Formula One has back-tracked on a planned clampdown on radio and pitboard messages for reasons of fairness but remains determined to end driver ‘coaching’ during races, the world governing body said yesterday.

Teams will be allowed to send messages relating to car performance in tomorrow’s Singapore Grand Prix but from next season they will follow those concerning driver performance onto the banned list. After a meeting at the Italian Grand Prix two weeks ago, the International Automobile Federation (FIA) opted to ban messages on both topics but decided after speaking with team managers in Singapore that more time was required.

“When one looks into it in more detail it became quite clear that some teams would be at a serious disadvantage compared to others,” FIA race director Charlie Whiting told reporters at the Marina Bay Street Circuit after first practice.

“Not just in their new know-how or their ability to react in the short term, but also in hardware choices that were made a year ago.

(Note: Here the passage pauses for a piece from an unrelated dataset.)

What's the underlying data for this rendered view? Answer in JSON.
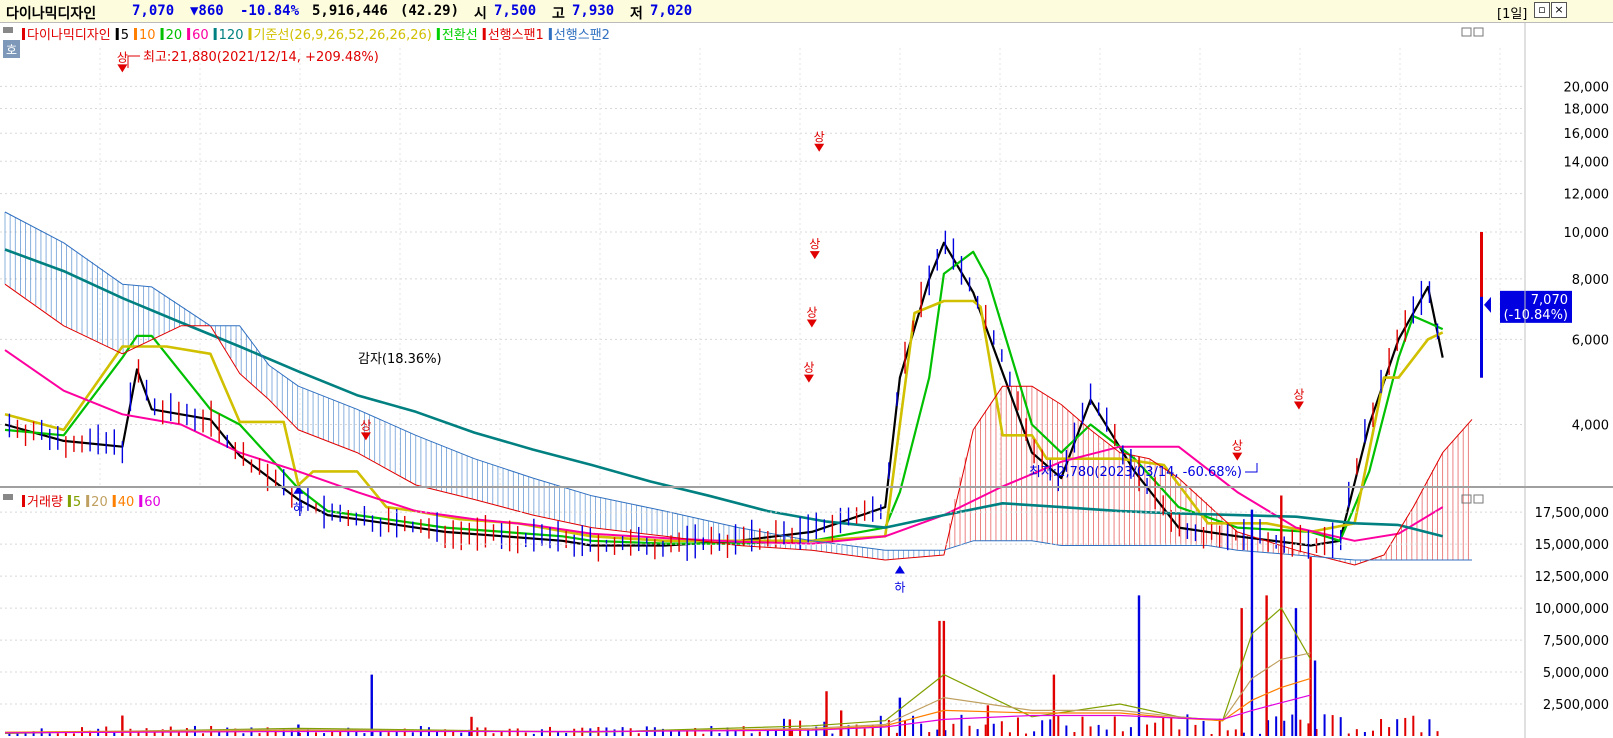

The two types of dashboards that are available to the teams, one will simply show a great deal more than the other,” he added.

“So in the interest of fairness we felt with the benefit of hindsight it would be better to introduce it in two stages and that is what we have done.”

 

TECHNICAL ELEMENTS

Asked why the FIA had not simply waited for the final six races of the 2014 campaign to pass before implementing the new rules, Whiting said the organisation couldn’t stand by if rules were clearly being broken.

“It was becoming apparent that more and more was being done for the drivers and quite simply that is at odds with article 20.1 of the regulations,” the Briton said.  “If you see or hear something that you are uncomfortable with, with regards to conforming to the rules, you have to do something about it and that’s our job.”

Formula One supremo Bernie Ecclestone told reporters on Thursday he had been behind the original decision to ban messages and he wanted less talk on the radio during races. He also suggested more restrictions should be introduced in future and Whiting said it was inevitable the rules on messages would become far more comprehensive.  “The plan is to make it more far reaching to take in the technical elements of it as well. The technical assistance that the driver is getting on the performance of the car as well,” he continued.

“It will inevitably become more complex but unfortunately that is how the sport is. It is going to be hard to make it simpler unless I was to remove radios from the car but I don’t think that will be very well received.”

Whiting said the first session of yesterday’s practice in Singapore had been incident free and that “around eight” people were currently monitoring the radio traffic of the 11 teams on the grid.

He acknowledged, though, that coded messages would be difficult to police but added that the teams were all listening to each other and was confident any breaches would not go unnoticed. Penalties, determined by race stewards, are likely to be sporting rather than monetary.

“If it (a banned message) happened in a race it might be a five second time penalty for example, if it happened in practice it might be a grid position or something like that,” he said.